Debuting in 2009 with a 7” single on Sex Is Disgusting Records – an almost self-parodying name for a bedroom indie label – a flurry of similar releases followed, generally suggesting a love for winsome melody but obstinate in their lo-fi production values and general lack of preciousness.
Signing to the larger indie FatCat for 2011 debut album A Thousand Heys served them well. It seemed to encourage them to focus their passions and abilities – for semi-garagey jangle-pop, hazy post-punk and blissful periods of repetition – with a long-player in mind.
Ores & Minerals, its follow-up, is arguably less direct, but more fully realised, and likely more enduring. The decision to produce it themselves may have been as much about finances as control, but they’ve captured their key elements in full colour.
The exacting chime of Jack Cooper’s guitar drives songs like seven-minute opener Bodies, Skulking and the title track – three examples of their Krautrock influence, echoing Neu! or La Dusseldorf but feeding them through an indie-scuzz filter.
Like most of the bands suggested as Mazes’ influences in the past – Guided by Voices, Pavement, New Zealand indie cultists The Clean – the trio’s love of legit oldies-bin rock seems genuine. Dan Higgs Particle’s title is a dubious pun hailing the former frontman of US rock eccentrics Lungfish, and bears a loose resemblance thanks to its gnarly, scrawly guitars.
Although these terms are relative, the midsection of Ores & Minerals is probably most suggestive of indie orthodoxy.
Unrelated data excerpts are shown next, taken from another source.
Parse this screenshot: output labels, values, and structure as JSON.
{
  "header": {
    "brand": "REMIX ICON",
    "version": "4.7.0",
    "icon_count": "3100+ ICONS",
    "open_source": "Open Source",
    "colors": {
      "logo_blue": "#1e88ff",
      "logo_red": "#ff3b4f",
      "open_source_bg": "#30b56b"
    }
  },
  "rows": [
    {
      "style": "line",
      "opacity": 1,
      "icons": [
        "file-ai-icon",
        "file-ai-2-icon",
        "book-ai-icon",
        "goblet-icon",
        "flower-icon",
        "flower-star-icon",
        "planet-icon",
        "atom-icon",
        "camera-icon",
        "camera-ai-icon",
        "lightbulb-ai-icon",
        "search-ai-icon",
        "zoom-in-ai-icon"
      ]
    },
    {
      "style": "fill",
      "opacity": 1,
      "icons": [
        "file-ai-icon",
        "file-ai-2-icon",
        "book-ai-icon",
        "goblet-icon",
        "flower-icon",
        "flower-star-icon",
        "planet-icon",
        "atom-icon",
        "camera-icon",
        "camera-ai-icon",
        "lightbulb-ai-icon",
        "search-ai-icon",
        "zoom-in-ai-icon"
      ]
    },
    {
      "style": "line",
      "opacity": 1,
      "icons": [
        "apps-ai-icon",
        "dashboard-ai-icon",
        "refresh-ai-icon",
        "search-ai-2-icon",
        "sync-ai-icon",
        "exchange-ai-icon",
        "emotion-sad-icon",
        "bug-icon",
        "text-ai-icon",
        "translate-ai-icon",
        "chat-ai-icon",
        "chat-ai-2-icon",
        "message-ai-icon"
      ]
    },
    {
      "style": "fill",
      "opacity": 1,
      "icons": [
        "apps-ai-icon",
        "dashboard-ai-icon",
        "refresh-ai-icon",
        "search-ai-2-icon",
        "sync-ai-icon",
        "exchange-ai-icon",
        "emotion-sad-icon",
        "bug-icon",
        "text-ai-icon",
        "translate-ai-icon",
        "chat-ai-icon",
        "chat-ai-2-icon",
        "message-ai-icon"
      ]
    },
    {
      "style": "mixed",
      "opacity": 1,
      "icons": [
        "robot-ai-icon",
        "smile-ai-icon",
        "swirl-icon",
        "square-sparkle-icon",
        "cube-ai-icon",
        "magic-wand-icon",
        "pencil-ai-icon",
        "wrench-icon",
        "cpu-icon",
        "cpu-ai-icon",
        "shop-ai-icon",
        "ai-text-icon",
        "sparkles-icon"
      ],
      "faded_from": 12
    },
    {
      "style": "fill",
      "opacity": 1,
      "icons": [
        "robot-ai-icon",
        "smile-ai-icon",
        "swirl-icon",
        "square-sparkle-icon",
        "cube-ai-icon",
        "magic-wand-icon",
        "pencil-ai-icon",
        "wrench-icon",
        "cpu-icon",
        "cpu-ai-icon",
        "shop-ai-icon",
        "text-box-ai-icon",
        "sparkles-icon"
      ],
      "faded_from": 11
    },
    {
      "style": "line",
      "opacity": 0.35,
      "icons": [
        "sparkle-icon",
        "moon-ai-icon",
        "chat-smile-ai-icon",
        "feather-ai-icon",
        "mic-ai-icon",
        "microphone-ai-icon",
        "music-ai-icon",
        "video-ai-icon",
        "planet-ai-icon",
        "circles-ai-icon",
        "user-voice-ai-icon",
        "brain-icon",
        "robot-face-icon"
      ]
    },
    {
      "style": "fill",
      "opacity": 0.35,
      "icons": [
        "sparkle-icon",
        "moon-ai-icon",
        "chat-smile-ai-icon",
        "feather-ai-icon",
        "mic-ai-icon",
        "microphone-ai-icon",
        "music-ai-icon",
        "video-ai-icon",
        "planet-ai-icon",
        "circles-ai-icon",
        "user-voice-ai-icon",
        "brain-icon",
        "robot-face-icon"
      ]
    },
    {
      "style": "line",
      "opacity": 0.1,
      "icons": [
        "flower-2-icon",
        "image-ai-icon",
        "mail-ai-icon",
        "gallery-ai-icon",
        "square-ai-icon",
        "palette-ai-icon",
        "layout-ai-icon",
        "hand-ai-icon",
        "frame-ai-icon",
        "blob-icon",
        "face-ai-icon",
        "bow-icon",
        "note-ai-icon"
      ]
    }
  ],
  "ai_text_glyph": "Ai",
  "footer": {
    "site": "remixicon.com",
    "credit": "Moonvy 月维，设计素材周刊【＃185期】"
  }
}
Afforded a re-recording, Sucker Punched and Delancey Essex could have held their own in a mid-90s indie arena that made successes of, say, Teenage Fanclub.
A couple of concessions to boombox-recorded obscurantism (gloopy instrumental Significant Bullet; detuned piano’n’field recording non-extravaganza Leominster) serve to confirm that Mazes aren’t eyeing a commercial breakthrough too hungrily yet. There remains plenty to love about this second album, though.